Booth wandered back to the front of the apartment and helped himself to a beer from the fridge. He was sorting the nearly-forgotten takeout when he heard a fumbling at the front door. The knob gave a jiggle, and he heard the staccato metallic clicking of a lock being picked.
He drew his weapon just as the front door popped open.
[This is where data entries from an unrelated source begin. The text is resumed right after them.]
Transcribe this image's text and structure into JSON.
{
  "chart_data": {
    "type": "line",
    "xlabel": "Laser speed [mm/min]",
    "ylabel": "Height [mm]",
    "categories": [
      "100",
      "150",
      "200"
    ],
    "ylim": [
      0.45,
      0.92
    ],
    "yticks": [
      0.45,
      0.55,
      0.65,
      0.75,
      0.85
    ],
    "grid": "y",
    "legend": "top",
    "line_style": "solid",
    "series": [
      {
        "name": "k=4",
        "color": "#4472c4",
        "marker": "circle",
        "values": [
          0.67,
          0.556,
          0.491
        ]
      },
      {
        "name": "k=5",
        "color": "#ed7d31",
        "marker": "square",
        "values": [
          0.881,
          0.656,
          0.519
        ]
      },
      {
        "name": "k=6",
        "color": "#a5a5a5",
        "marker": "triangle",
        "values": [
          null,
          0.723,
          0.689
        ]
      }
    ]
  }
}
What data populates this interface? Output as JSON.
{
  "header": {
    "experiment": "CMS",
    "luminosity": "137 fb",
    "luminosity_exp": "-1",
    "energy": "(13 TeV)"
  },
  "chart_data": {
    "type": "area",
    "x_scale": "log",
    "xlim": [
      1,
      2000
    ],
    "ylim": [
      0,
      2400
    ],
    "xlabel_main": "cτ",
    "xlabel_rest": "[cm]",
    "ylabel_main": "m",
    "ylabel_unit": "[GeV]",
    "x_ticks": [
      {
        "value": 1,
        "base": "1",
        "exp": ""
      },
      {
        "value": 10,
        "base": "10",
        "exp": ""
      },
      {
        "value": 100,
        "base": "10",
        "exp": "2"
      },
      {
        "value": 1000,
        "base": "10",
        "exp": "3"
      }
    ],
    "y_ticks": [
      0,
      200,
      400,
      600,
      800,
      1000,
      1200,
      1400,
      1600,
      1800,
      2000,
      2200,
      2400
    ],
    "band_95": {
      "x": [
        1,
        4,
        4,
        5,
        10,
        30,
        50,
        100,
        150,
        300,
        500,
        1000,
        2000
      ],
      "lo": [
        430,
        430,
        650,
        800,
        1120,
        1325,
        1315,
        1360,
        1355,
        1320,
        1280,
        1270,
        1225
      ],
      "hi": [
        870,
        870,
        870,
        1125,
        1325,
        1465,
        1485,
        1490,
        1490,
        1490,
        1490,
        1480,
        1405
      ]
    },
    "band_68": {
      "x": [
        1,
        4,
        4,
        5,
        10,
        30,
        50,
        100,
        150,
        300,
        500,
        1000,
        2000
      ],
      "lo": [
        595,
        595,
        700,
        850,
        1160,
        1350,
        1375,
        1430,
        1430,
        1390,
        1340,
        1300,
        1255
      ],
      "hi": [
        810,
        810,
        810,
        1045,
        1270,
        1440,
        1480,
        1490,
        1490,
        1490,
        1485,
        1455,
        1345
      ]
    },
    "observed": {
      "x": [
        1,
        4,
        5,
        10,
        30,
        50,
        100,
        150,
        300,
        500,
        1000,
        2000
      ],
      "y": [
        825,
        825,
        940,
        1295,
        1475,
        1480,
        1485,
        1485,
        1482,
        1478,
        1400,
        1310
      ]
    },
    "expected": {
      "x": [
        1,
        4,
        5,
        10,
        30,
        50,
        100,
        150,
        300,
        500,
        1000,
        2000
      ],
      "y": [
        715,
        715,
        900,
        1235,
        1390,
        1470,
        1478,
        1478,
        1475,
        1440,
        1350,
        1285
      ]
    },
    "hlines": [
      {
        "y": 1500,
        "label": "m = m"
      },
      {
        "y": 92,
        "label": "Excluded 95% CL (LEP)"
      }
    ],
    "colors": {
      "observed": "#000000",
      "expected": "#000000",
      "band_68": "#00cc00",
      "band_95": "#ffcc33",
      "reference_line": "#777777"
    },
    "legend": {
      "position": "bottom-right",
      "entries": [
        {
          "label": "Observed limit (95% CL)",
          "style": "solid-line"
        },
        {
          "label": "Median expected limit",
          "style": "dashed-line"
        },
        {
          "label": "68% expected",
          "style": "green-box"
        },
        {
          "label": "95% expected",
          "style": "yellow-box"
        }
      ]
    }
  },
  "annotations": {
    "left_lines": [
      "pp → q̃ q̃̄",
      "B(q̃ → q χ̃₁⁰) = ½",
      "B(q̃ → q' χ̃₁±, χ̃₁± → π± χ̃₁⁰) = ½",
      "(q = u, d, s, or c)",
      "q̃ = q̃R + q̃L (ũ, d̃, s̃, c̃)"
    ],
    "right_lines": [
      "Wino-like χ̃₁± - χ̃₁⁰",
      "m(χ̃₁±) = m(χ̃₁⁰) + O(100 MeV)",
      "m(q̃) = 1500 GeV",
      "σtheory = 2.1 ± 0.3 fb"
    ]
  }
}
"Get your hands up! FBI!" he shouted, aiming squarely at the heart of a skinny thirty-something guy with Buddy Holly glasses, cargo shorts and a hideous Hawaiian shirt. Not the outfit one usually wears to a home invasion, said a little voice in the back of his head.
They guy went white as a sheet, and dropped the metrosexual shoulder bag he was carrying. "It's okay," the guy gasped, holding his hands in the air. "I have a key!"
"You have a key? Why'd you pick the lock?" Booth demanded.
"I mean, I have a key, but I forgot it," the guy stammered.
"Booth." Brennan's voice was low and sure behind him. "Put the gun down."
Instinctively trusting her – she was his partner, and besides, it was her house – Booth lowered his weapon. Slightly. "Who are you?"
Brennan sighed. "This is Parker's father."